FSL and SPM are two widely used software packages for imaging analyses and both include segmentation tools, applying different segmentation strategies (7,8). In this study the segmentation results from SPM and FSL are generally significantly consistent, but there are differences in the segmentation results, in particular in GM and CSF. Differences in segmentation impact corrected GABA values largely through differing CSF fractions, which should be considered when comparing literature data. Discrepancies between the segmentation results from FSL and SPM have previously been documented (33,34), but their impact metabolite quantification is often overlooked. SPM8 segmentation analysis is integrated within Gannet.

Literature-derived relaxation constants (12-15) impact GABA quantification most strongly through the T_1W of GM and the T_2W of WM (at TE of 68 ms and TR of 2s). Acquiring water reference data with short TE and long TR reduces the dependence of GABA values on water relaxation parameters. Selection of relaxation constants will not impact the detection of group differences within a study, but this emphasizes that literature values derived from different relaxation constants cannot be compared.
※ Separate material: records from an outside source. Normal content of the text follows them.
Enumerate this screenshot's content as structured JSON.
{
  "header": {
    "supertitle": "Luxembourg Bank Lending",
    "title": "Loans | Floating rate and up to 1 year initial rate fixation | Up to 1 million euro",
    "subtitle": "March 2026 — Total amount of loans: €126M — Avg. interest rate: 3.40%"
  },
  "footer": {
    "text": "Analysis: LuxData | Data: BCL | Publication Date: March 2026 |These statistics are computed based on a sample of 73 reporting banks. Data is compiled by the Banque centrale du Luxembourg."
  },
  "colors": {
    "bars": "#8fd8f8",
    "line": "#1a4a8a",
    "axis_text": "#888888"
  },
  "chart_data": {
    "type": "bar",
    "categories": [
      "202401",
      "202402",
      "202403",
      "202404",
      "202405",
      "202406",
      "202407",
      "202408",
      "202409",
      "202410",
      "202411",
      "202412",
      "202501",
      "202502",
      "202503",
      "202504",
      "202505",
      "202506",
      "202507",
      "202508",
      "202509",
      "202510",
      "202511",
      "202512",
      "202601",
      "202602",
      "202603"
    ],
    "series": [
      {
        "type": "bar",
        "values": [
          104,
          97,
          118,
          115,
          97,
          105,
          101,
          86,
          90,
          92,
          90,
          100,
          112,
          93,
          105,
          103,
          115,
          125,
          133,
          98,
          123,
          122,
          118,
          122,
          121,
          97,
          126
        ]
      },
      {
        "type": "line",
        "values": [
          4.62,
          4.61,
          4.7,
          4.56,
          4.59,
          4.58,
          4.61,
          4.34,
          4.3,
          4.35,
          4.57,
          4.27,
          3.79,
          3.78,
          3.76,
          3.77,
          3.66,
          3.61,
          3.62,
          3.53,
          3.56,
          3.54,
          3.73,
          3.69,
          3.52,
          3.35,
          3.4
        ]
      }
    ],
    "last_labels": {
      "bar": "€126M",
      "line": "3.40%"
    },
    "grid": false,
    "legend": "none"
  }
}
A major limitation of this approach is the need to determine α. The linear fitting approach to calculate α, which has been used previously (29), assumes that GABA levels within GM or WM do not vary across the brain. This assumption has been applied previously (e.g., Refs (29,30,32) and is likely an oversimplification. However, the assumption is necessary to compute α from the data, and the value determined from this process agrees with previous MRS studies (28-32) and tissue extract studies (25-27). Simulations show that it is better to estimate α than to settle for CSF correction or GM correction, and that over-estimation of α is preferable to underestimation. Correction based upon an α-value of 0.5 will out-preform CSF correction for the full range of literature c_WM/c_GM ratios (0.09 to 0.67). In future, more accurate, and possibly region-specific, estimates of α may become available. A second limitation is the fact that compartment-specific relaxation parameters for GABA are not currently not available. In common with all in vivo MRS studies, there is the further limitation that no gold standard exists with which to compare the in vivo results.
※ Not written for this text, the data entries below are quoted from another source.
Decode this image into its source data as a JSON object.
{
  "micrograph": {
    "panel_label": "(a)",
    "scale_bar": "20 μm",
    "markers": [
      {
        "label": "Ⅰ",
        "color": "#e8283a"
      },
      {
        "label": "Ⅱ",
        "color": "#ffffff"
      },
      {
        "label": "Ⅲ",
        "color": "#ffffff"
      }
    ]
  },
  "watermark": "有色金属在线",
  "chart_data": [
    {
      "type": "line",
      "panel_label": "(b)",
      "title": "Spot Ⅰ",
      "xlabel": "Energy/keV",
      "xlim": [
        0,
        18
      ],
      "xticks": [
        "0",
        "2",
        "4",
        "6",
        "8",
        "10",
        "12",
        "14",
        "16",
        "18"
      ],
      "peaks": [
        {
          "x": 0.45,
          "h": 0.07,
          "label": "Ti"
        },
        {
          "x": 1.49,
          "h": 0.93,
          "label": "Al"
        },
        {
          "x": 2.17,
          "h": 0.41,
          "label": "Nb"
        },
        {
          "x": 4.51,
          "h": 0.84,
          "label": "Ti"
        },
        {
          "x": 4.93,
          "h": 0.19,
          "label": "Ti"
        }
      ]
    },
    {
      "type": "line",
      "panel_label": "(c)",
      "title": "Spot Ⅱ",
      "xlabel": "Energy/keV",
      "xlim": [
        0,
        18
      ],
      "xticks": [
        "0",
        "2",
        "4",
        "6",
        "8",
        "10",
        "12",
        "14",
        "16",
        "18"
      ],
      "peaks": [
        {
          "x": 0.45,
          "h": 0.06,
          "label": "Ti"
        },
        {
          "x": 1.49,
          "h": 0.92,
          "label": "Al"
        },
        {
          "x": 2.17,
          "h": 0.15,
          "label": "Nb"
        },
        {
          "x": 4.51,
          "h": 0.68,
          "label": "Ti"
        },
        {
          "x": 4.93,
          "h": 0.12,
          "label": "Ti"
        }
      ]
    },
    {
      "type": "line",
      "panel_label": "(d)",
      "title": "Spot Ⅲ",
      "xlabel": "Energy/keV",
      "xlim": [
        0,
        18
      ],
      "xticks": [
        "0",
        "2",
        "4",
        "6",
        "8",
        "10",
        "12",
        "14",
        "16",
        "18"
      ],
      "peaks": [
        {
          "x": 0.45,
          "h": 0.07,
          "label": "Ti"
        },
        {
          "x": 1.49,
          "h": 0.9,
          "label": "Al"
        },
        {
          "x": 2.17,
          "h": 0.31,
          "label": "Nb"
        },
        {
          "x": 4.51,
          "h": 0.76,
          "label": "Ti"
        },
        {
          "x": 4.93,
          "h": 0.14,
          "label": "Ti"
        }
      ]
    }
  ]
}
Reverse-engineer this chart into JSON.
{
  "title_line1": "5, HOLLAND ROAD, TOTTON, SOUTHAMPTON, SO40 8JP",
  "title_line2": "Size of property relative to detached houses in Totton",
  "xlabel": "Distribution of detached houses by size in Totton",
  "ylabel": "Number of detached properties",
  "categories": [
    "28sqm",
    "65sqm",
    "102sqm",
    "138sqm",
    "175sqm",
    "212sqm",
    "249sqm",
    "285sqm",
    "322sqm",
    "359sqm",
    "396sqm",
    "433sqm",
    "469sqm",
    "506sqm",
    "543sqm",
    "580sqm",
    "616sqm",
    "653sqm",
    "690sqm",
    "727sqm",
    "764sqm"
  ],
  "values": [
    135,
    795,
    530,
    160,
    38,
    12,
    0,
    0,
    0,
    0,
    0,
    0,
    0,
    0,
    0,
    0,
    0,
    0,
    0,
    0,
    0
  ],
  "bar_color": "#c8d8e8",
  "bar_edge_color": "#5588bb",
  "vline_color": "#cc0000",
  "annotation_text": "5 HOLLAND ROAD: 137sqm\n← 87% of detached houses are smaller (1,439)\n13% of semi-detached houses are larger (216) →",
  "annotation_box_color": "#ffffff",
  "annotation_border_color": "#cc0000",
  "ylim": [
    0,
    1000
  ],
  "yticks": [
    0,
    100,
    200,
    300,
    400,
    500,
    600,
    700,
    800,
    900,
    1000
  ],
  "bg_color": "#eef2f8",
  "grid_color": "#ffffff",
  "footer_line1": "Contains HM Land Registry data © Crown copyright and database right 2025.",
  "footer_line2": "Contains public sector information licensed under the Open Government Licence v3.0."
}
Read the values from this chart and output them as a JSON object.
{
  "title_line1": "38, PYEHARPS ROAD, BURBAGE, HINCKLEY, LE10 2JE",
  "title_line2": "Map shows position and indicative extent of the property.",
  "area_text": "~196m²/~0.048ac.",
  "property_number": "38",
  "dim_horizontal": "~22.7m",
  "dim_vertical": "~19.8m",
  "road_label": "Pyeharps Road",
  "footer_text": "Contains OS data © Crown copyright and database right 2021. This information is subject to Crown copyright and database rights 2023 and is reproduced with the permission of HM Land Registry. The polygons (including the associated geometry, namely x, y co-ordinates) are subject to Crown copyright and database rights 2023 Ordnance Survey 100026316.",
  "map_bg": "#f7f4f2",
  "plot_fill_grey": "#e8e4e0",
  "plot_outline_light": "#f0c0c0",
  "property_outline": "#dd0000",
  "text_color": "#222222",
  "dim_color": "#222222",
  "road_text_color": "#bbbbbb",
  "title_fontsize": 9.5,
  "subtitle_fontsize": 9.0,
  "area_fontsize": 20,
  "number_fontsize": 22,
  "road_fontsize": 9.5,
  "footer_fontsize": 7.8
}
In conclusion, we have demonstrated a GABA quantification correction that addresses differences in tissue relaxation characteristics and GABA concentration of the different tissue compartments that make up the MRS voxel. We showed the impact of differences in GABA concentration between WM and GM and recommend tissue correction should be performed by setting α = 0.5 to minimize the dependence of GABA measurements on tissue fraction. CSF correction alone does not address known differences in GABA concentration between WM and GM, whilst GM correction tends to over-correct. This correction makes it less likely that inter-subject differences in voxel GM, WM and CSF fraction drive differences in measured GABA concentration. We highlight an often-overlooked issue that tissue correction generally corrects to a hypothetical all-GM voxel, which does not reflect the tissue studied and propose a normalization method with μGM and μWM that provide GABA measurements more reflective of the tissue of characterization. The application of this normalization in future work will be study dependent. Among healthy young adults, this proposed correction does not substantially impact inter-subject variance in GABA measurements, largely because differences in voxel composition are relatively small. Both the segmentation method (i.e., FSL versus SPM) and literature-derived constants (ie., Wansapura versus Stanisz) impact corrected GABA values; therefore caution must be applied when comparing results between studies in the literature. The approach presented in considering tissue compartments for metabolite quantification will generalize to other metabolites with substantially different WM and GM concentrations.